Certainly, the unexpected return of missing papers associated with, say, Galileo, Isaac Newton, or Albert Einstein would generate headlines. But unlike Darwin’s, those guys’ works seem settled business. When, after all, was the last time a pope tried to compel obeisance to Ptolemaic astronomy? Or for that matter, has anyone in recent memory questioned that Newton’s laws of motion or Einstein’s theory of relativity is taught in public schools?

But Darwin still stirs controversy, as much as anything because he remains misunderstood. School boards still debate whether to teach him, conspiracy theorists still weave him into conspiracies, and theologians still argue over the compatibility of evolution with religion. Indeed, his work has been used — and often distorted — by social and political activists on the right and the left ever since “On The Origin of Species” was published in 1859.
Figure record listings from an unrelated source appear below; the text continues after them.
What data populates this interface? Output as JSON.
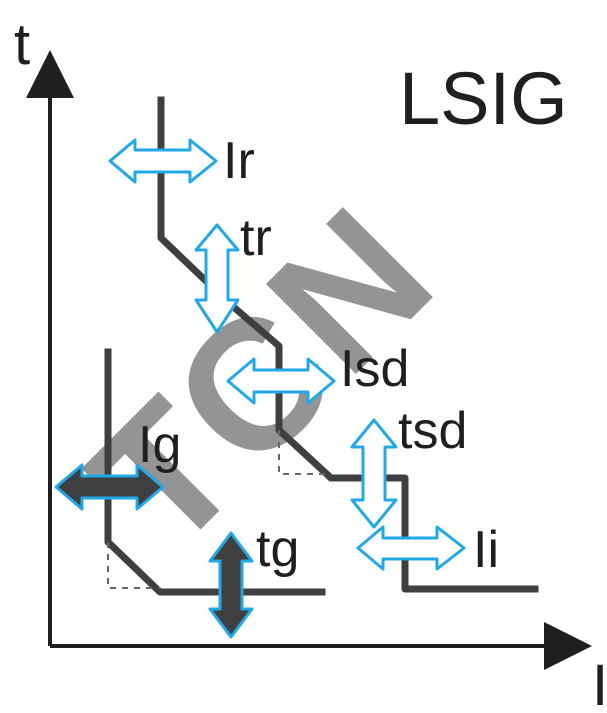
{
  "diagram": {
    "title": "LSIG",
    "axis": {
      "y_label": "t",
      "x_label": "I"
    },
    "watermark": "TCN",
    "parameters": {
      "ir": "Ir",
      "tr": "tr",
      "isd": "Isd",
      "tsd": "tsd",
      "ii": "Ii",
      "ig": "Ig",
      "tg": "tg"
    },
    "colors": {
      "main_curve": "#3f3f3f",
      "ground_curve": "#3f3f3f",
      "arrow_outline": "#21a8e8",
      "arrow_fill": "#ffffff",
      "ground_arrow_fill": "#3f3f3f",
      "dashed_guides": "#666666",
      "watermark": "#8fdad0"
    }
  }
}
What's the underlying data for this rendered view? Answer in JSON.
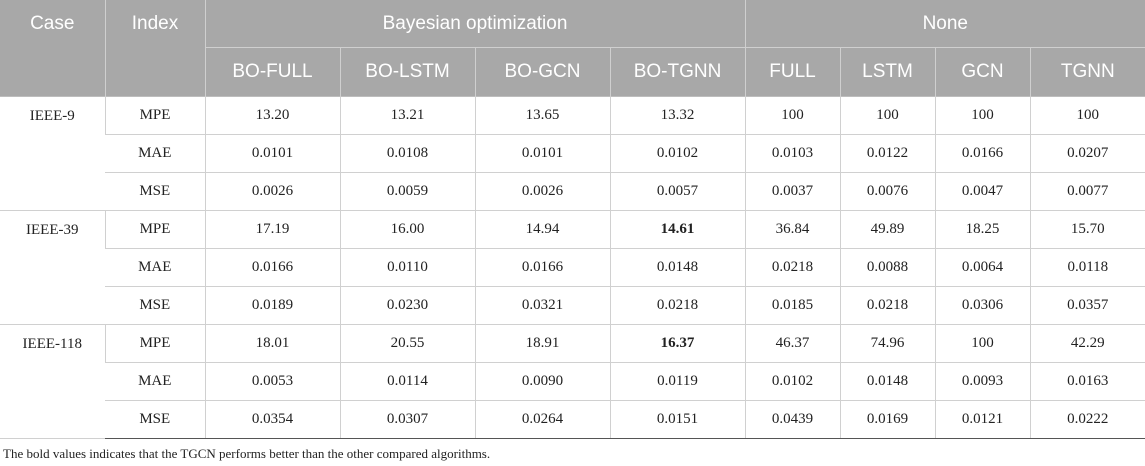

Many of the controversial ideas attributed to Darwin actually descend from the British biologist and philosopher Herbert Spencer. A generation younger than Darwin, Spencer founded what by the late 1870s was known as social Darwinism. “Survival of the fittest” was Spencer’s coinage; he used Darwin’s ideas to justify British colonialism and imperialism. For the most part, however, Darwin remained aloof from — even bemused by — Spencer’s thoughts. “With the exception of special points,” Darwin wrote in 1874, “I did not ever understand H. Spencer’s general doctrine; for his style is too hard work for me.”